In cases where multiple measurements are taken (e.g., depression scores at multiple time points), repeated measures ANOVA serves to analyze the means from the matched data.
Example: Compared depression scores of mothers at ages 7, 10, and 12 months postnatal.
A p-value of 0.02 indicated statistically significant changes in depression scores over time, supported by post hoc comparisons to verify specific time differences.

Non-Parametric Methods

When to Use

These methods are applied when parametric assumptions cannot be satisfied. They analyze rank ordering of data and provide only p-values, typically summarizing groups using medians and interquartile ranges.

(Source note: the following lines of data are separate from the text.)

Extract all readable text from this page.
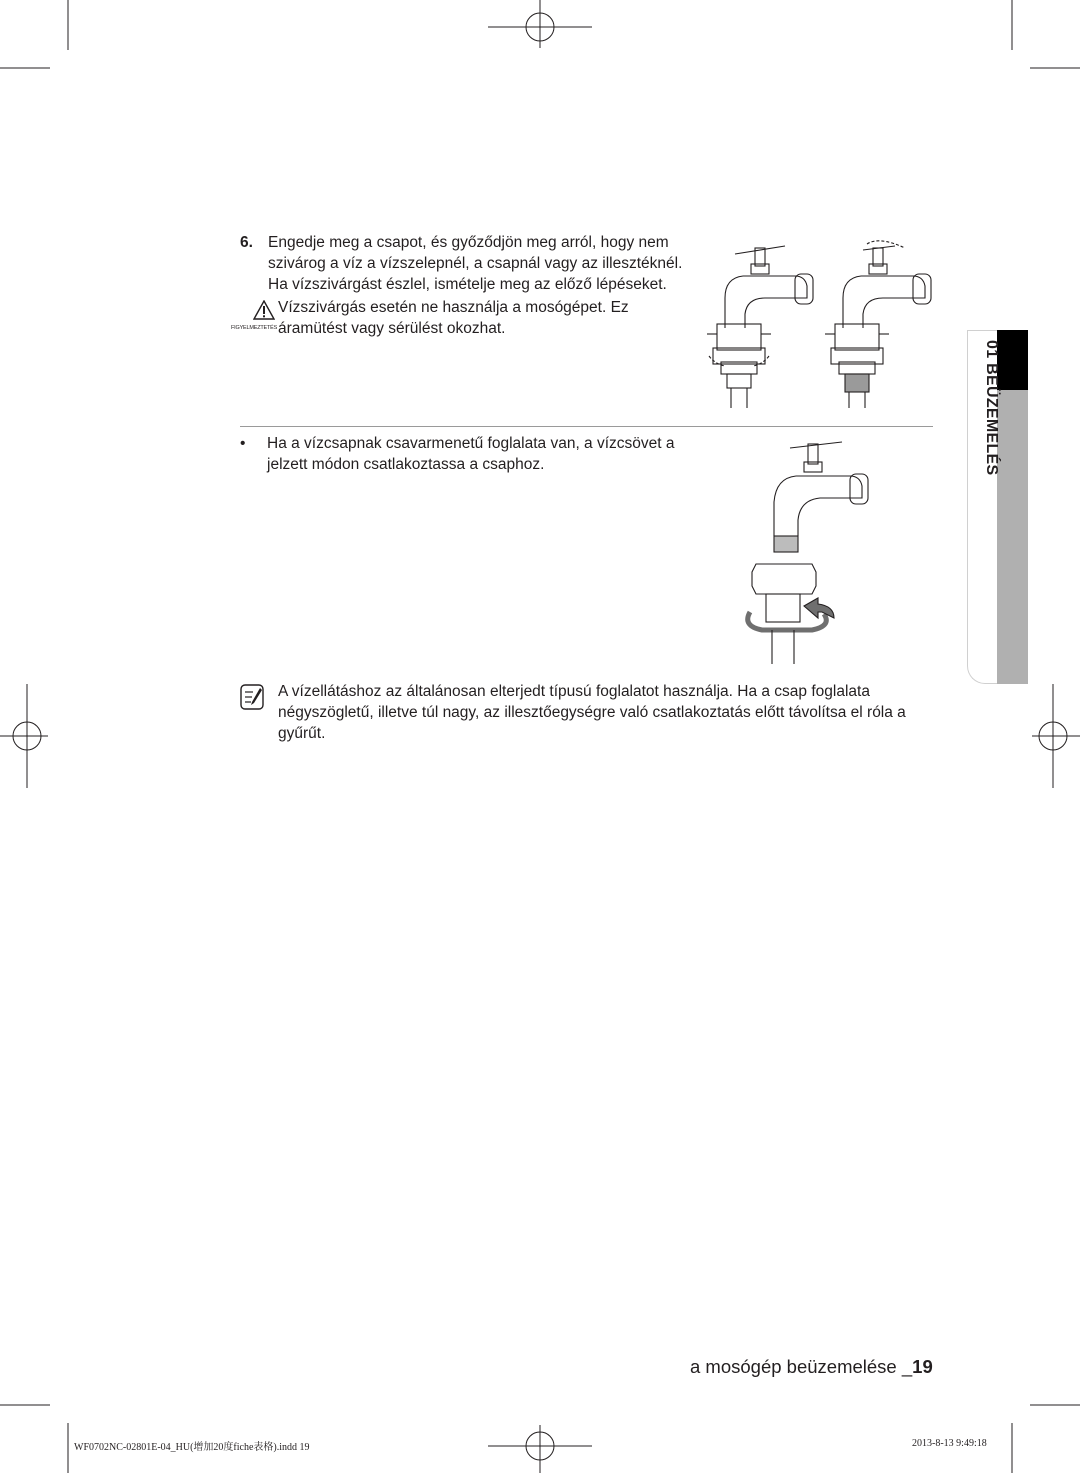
6. Engedje meg a csapot, és győződjön meg arról, hogy nem
szivárog a víz a vízszelepnél, a csapnál vagy az illesztéknél.
Ha vízszivárgást észlel, ismételje meg az előző lépéseket.
FIGYELMEZTETÉS
Vízszivárgás esetén ne használja a mosógépet. Ez
áramütést vagy sérülést okozhat.
• Ha a vízcsapnak csavarmenetű foglalata van, a vízcsövet a
jelzett módon csatlakoztassa a csaphoz.
A vízellátáshoz az általánosan elterjedt típusú foglalatot használja. Ha a csap foglalata
négyszögletű, illetve túl nagy, az illesztőegységre való csatlakoztatás előtt távolítsa el róla a
gyűrűt.
01 BEÜZEMELÉS
a mosógép beüzemelése _19
WF0702NC-02801E-04_HU(增加20度fiche表格).indd 19	2013-8-13 9:49:18
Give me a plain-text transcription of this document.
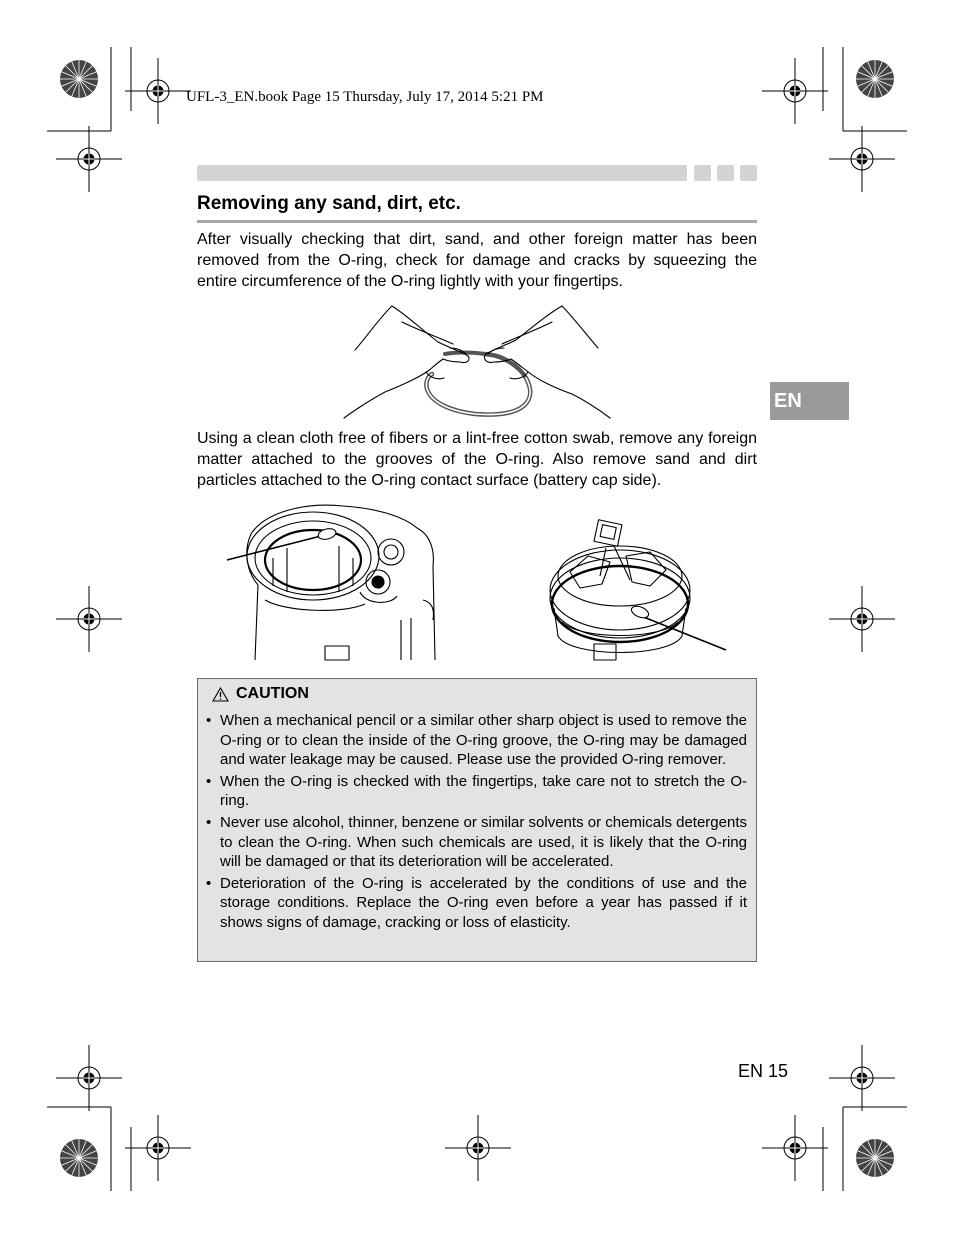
UFL-3_EN.book Page 15 Thursday, July 17, 2014 5:21 PM
Removing any sand, dirt, etc.

After visually checking that dirt, sand, and other foreign matter has been removed from the O-ring, check for damage and cracks by squeezing the entire circumference of the O-ring lightly with your fingertips.

EN

Using a clean cloth free of fibers or a lint-free cotton swab, remove any foreign matter attached to the grooves of the O-ring. Also remove sand and dirt particles attached to the O-ring contact surface (battery cap side).

CAUTION
• When a mechanical pencil or a similar other sharp object is used to remove the O-ring or to clean the inside of the O-ring groove, the O-ring may be damaged and water leakage may be caused. Please use the provided O-ring remover.
• When the O-ring is checked with the fingertips, take care not to stretch the O-ring.
• Never use alcohol, thinner, benzene or similar solvents or chemicals detergents to clean the O-ring. When such chemicals are used, it is likely that the O-ring will be damaged or that its deterioration will be accelerated.
• Deterioration of the O-ring is accelerated by the conditions of use and the storage conditions. Replace the O-ring even before a year has passed if it shows signs of damage, cracking or loss of elasticity.
EN 15
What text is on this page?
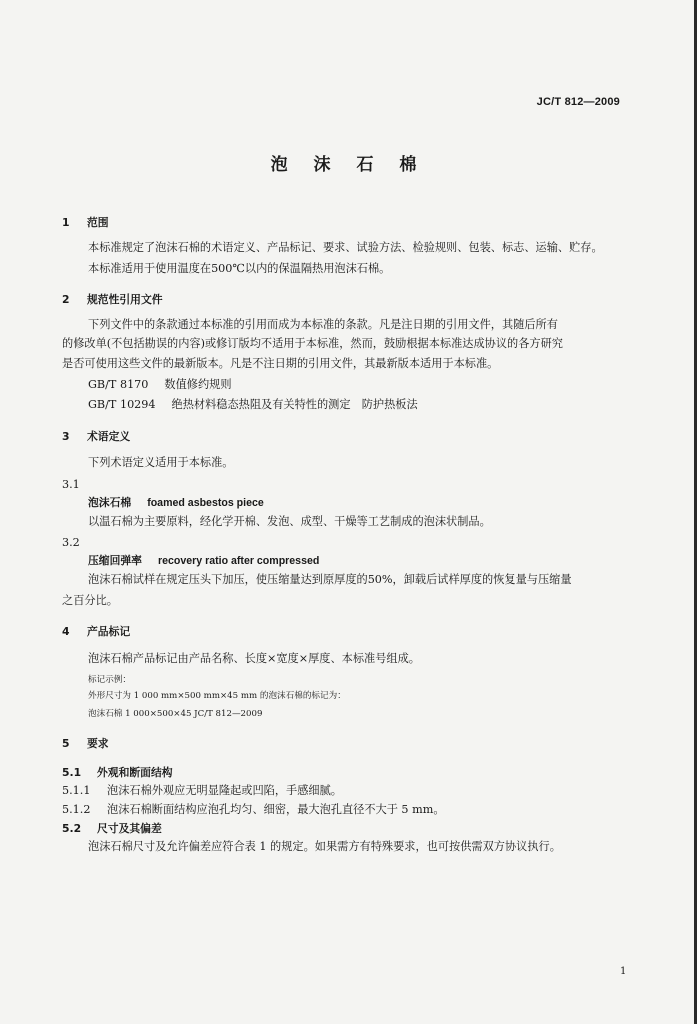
JC/T 812—2009
泡 沫 石 棉
1 范围
本标准规定了泡沫石棉的术语定义、产品标记、要求、试验方法、检验规则、包装、标志、运输、贮存。
本标准适用于使用温度在500℃以内的保温隔热用泡沫石棉。
2 规范性引用文件
下列文件中的条款通过本标准的引用而成为本标准的条款。凡是注日期的引用文件，其随后所有
的修改单(不包括勘误的内容)或修订版均不适用于本标准，然而，鼓励根据本标准达成协议的各方研究
是否可使用这些文件的最新版本。凡是不注日期的引用文件，其最新版本适用于本标准。
GB/T 8170 数值修约规则
GB/T 10294 绝热材料稳态热阻及有关特性的测定　防护热板法
3 术语定义
下列术语定义适用于本标准。
3.1
泡沫石棉 foamed asbestos piece
以温石棉为主要原料，经化学开棉、发泡、成型、干燥等工艺制成的泡沫状制品。
3.2
压缩回弹率 recovery ratio after compressed
泡沫石棉试样在规定压头下加压，使压缩量达到原厚度的50%，卸载后试样厚度的恢复量与压缩量
之百分比。
4 产品标记
泡沫石棉产品标记由产品名称、长度×宽度×厚度、本标准号组成。
标记示例：
外形尺寸为 1 000 mm×500 mm×45 mm 的泡沫石棉的标记为：
泡沫石棉 1 000×500×45 JC/T 812—2009
5 要求
5.1 外观和断面结构
5.1.1 泡沫石棉外观应无明显隆起或凹陷，手感细腻。
5.1.2 泡沫石棉断面结构应泡孔均匀、细密，最大泡孔直径不大于 5 mm。
5.2 尺寸及其偏差
泡沫石棉尺寸及允许偏差应符合表 1 的规定。如果需方有特殊要求，也可按供需双方协议执行。
1
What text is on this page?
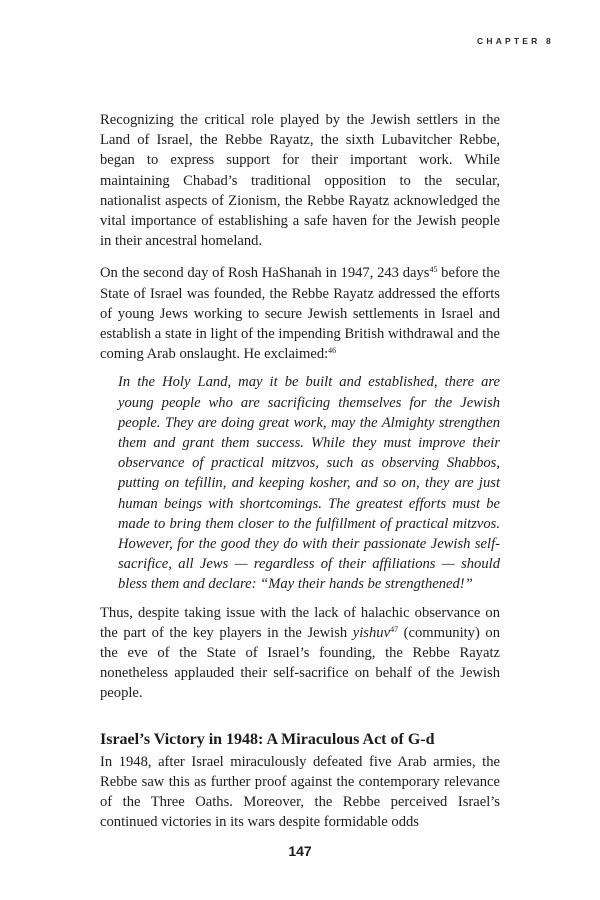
CHAPTER 8

Recognizing the critical role played by the Jewish settlers in the Land of Israel, the Rebbe Rayatz, the sixth Lubavitcher Rebbe, began to express support for their important work. While maintaining Chabad’s traditional opposition to the secular, nationalist aspects of Zionism, the Rebbe Rayatz acknowledged the vital importance of establishing a safe haven for the Jewish people in their ancestral homeland.

On the second day of Rosh HaShanah in 1947, 243 days$^{45}$ before the State of Israel was founded, the Rebbe Rayatz addressed the efforts of young Jews working to secure Jewish settlements in Israel and establish a state in light of the impending British withdrawal and the coming Arab onslaught. He exclaimed:$^{46}$

In the Holy Land, may it be built and established, there are young people who are sacrificing themselves for the Jewish people. They are doing great work, may the Almighty strengthen them and grant them success. While they must improve their observance of practical mitzvos, such as observing Shabbos, putting on tefillin, and keeping kosher, and so on, they are just human beings with shortcomings. The greatest efforts must be made to bring them closer to the fulfillment of practical mitzvos. However, for the good they do with their passionate Jewish self-sacrifice, all Jews — regardless of their affiliations — should bless them and declare: “May their hands be strengthened!”

Thus, despite taking issue with the lack of halachic observance on the part of the key players in the Jewish yishuv$^{47}$ (community) on the eve of the State of Israel’s founding, the Rebbe Rayatz nonetheless applauded their self-sacrifice on behalf of the Jewish people.

Israel’s Victory in 1948: A Miraculous Act of G-d

In 1948, after Israel miraculously defeated five Arab armies, the Rebbe saw this as further proof against the contemporary relevance of the Three Oaths. Moreover, the Rebbe perceived Israel’s continued victories in its wars despite formidable odds

147
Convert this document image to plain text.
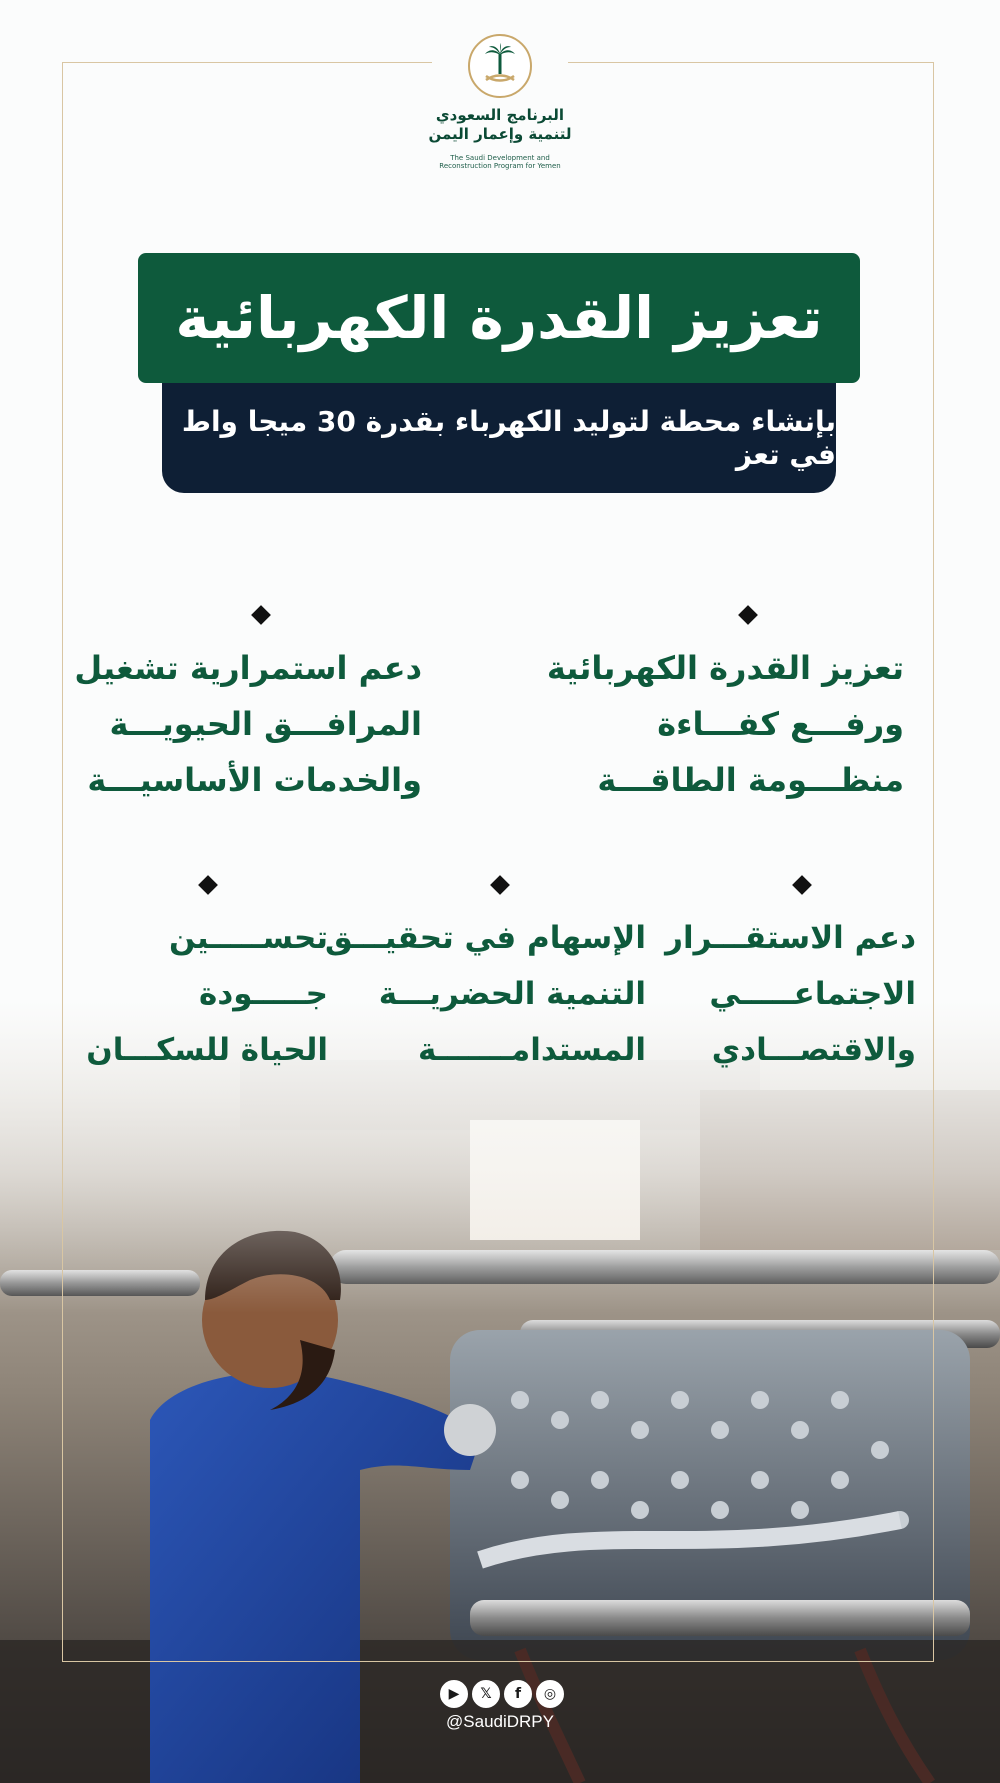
البرنامج السعودي
لتنمية وإعمار اليمن
The Saudi Development and
Reconstruction Program for Yemen
تعزيز القدرة الكهربائية
بإنشاء محطة لتوليد الكهرباء بقدرة 30 ميجا واط في تعز
تعزيز القدرة الكهربائية
ورفـــع كفـــاءة
منظـــومة الطاقـــة
دعم استمرارية تشغيل
المرافـــق الحيويـــة
والخدمات الأساسيـــة
دعم الاستقـــرار
الاجتماعـــــي
والاقتصـــادي
الإسهام في تحقيـــق
التنمية الحضريـــة
المستدامـــــــة
تحســـــين
جـــــودة
الحياة للسكـــان
▶	𝕏	f	◎
@SaudiDRPY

Notable Non-Parametric Tests

Mann-Whitney Test: For comparing two independent groups.
- Example from the Infant Sleep Study indicates weak evidence of differences in depression scores with a p-value of 0.10.
Kruskal-Wallis Test: For comparing three or more independent groups, measuring changes in distributions.
- Applied to assess depression scores across various educational levels with p-values indicating weak to moderate evidence.
Wilcoxon Signed Ranks Test: For paired data, examining differences before and after interventions.
- Results from the Infant Sleep Study suggested minimal changes with a p-value of 0.24.
Friedman Test: For repeated measures, analyzing distributions across paired groups to detect changes over time with notable p-values indicating significant changes.

Advantages and Disadvantages of Non-Parametric Methods

Advantages: Valid under skewed distributions or for ordinal data; can provide similar results to parametric methods under satisfied assumptions.
Disadvantages: Limited interpretability, as they don’t directly estimate mean differences and provide fewer statistical parameters compared to parametric tests.

Checking Assumptions for Parametric Testing

Normal Distribution: Use histograms or box plots to visually inspect data fit.
Similarity of Variance: Ensure variance of one group does not exceed four times the variance of another.
Choice of Test Based on Data Shape: Employ parametric tests only if data conforms to normality and variance being equal, else opt for non-parametric approaches.

Summary of Workshop 3

Focus on comparing quantitative variables requires understanding both parametric and non-parametric methods across varying group structures (two groups vs. three more; independent vs. paired). Attention must be paid to statistical assumptions to ensure validity of the chosen analysis plans. This workshop provided a comprehensive overview for effectively interpreting health research data.